Hi All,
A device with limited dynamic range like the RTL2832/E4000
dongle needs a carefully designed gain control to allow
the user to move the dynamic range up or down to fit the
current RF environment.
The latest version has the required gain controls, but
to write an application that optimizes the performance
one has to know the dongle.
I would like to use the standard library for Linrad. The
purpose would be to get support for other tuners than the
E4000 that are available today or that that may become
available in the future.
There is rtlsdr_get_tuner_gains that returns the lna gain
in the case of e4000. The gain values it returns for the
other tuners has a small range which means that somehow
(AGC or manual) one can set a much wider gain range.
In the case of E4000 there is IF gain and mixer gain. I
can not find those in the other tuners even though
they have to be present in the hardware - but maybe only
in the form of AGC.
The application program needs to have:
get_mixer_gains()
get_no_of_if_gain_controls()
get_if_gains(no)
Or something equivalent to run the E4000. To me this does not
look right. Having each gain block as a separate object for
the application program to figure out how to handle means that
the application programmer needs to know the details of each
tuner that might become available.
I think a much better approach would be to see the entire tuner chip
as an object. That would imply that the "set tuner gain" would
use all the gain controls inside the tuner chip in the proper order.

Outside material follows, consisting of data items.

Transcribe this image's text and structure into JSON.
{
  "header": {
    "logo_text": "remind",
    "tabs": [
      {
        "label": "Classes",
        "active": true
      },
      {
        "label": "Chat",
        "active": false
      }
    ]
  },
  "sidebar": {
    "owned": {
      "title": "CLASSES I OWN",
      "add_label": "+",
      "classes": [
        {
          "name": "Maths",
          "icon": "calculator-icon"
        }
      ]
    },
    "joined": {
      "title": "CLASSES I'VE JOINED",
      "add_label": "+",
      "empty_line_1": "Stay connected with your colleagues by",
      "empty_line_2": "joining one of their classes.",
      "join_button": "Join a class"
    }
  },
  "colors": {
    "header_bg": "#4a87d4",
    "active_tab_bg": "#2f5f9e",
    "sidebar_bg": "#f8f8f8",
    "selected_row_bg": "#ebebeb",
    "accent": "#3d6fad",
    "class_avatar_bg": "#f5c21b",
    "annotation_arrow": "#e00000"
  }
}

In the case of the E4000 tuner it would be like this:
Max gain: lna gain set to max. IF and mixer gain set to levels
that produce 6 to 10 dB above minimum noise at the
RTL2832 input.
Reduced gain 1 to 10 dB: The lna should be left at max gain while
mixer and/or IF gain is reduced.
Further reduced gain: Reduce lna gain. The contribution from IF and
mixer is already negligible.
Even lower gain: When lna is at minimum we can still reduce IF gain.
The strategy would allow the application program to ask for the
gain range. Whether the gain setting would accept any value and
set the closest possible or whether it would require the user
to query what gain levels the system allows is a matter of convenience.
The fundamental problem is whether the application program needs
to know the internals of every supported chip.
A peace of hardware like the RTL2832/E4000 dongle needs a gain
control that spans at least 40 dB. The other tuners need the same
but in case itis only available as AGC they are not suitable for SDR.
At the moment Linrad works well with the E4000, but I do not
think it would work with other tuners. I will wait for progress
on the librtlsdr library. Hopefully it will be clear how an
application program can set the system gain over a range of
at least 40 dB without knowledge of the internaldÅ› of the tuners.